Open marvinmarnold opened 1 year ago
Agreed.
I'll go ahead and confirm that we've landed on those 4 speaker roles.
Great. I can make the spreadsheet pretty quick I think
@ayyubibrahimi does this make sense to you? https://docs.google.com/spreadsheets/d/1bJRjfZtKvzgdLgjDg4QN8OPVQjmjIUQj2PY8fK6ia8o/edit?usp=sharing
Makes sense in the long term. I think that we need to ensure we can reliably map the text that Caitlin transcribes to the data that has timestamps before finalizing a schema.
Ya, I'm not clear how you are thinking about doing that.
Simple in theory. Planning to begin experimenting soon. Brief overview:
Example of a chunk of data that contains timestamps:
{
"timestamp": "0:00-0:24",
"page_content": "back then libraries were so important at the school that we would go there and I learned my I got education I
was educated in Carver's Library so I have connections to the um school that I'm proud of but I'm so very pleased to represent
District D which includes Carver High School very proud of you all and as you head back to carver-ram's way just remember
that we're behind you 100 thank you thank you",
"url": "https://www.youtube.com/watch?v=Bl-Tv5yuUTw&ab_channel=NewOrleansCityCouncil",
"title": "City Council Meeting 2-2-2023",
"publish_date": "2/2/2023"
},
Example of how I think the transcribed text should be formatted:
{
{"text": "back then libraries were so", "speaker": "civic society"},
{"text": "important at the school that", "speaker": "governmental agency"},
{"text": "we would go there and", "speaker": "governmental agency"},
{"text": "I learned my I got", "speaker": "city council member"},
{"text": "education I was educated in", "speaker": "governmental agency"},
{"text": "Carver's Library so I have", "speaker": "governmental agency"},
{"text": "connections to the um school", "speaker": "public"},
{"text": "that I'm proud of but", "speaker": "public"},
{"text": "I'm so very pleased to", "speaker": "governmental agency"},
{"text": "represent District D which includes", "speaker": "public"},
{"text": "Carver High School very proud", "speaker": "public"},
{"text": "of you all and as", "speaker": "governmental agency"},
{"text": "you head back to carver-ram's", "speaker": "public"},
{"text": "way just remember that we're", "speaker": "governmental agency"},
{"text": "behind you 100 thank you", "speaker": "governmental agency"},
{"text": "thank you", "speaker": "public"}
]
}
Because we're currently chunking data on a roughly 5 second interlude, the amount of tokens within a chunk should be relatively consistent. If we chunk the transcribed text similarly, we should be able to perform a simple string similarity search to match the transcribed text with the timestamps.
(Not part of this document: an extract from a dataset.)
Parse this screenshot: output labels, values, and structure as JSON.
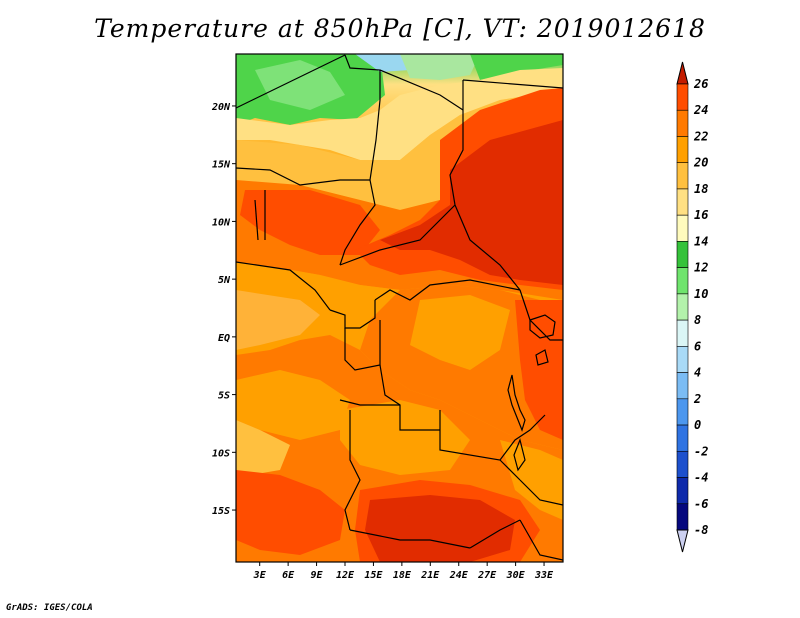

Because we're currently chunking data on a roughly 5 second interlude, the amount of tokens within a chunk should be relatively consistent.
I'm not convinced. Wouldn't caitlin's transcription need to be almost perfectly lined up with youtube one for this to work? I imagine the two will start to drift pretty fast. And if Caitlin needs to track 5 sec increments, why not just have her track her own timestamps? Maybe 5 sec is easier than for every soundbyte.
I don't think drifting is an issue if the string similarity match has pointers to the preceding and following chunks. Alternatively, she she can transcribe in increments of 60 seconds, for the sake of efficiency, and for the purposes of matching the strings, we can chunk the timestamp data on a 60 second interlude. These chunks can always be preprocessed further before they're read into the model.
Proposal for how to structure transcriptions:
In order to transcribe a city council video from youtube, the transcriber should:
@ayyubibrahimi what tool do you think transcription should be done through? Google Sheets would be the easiest.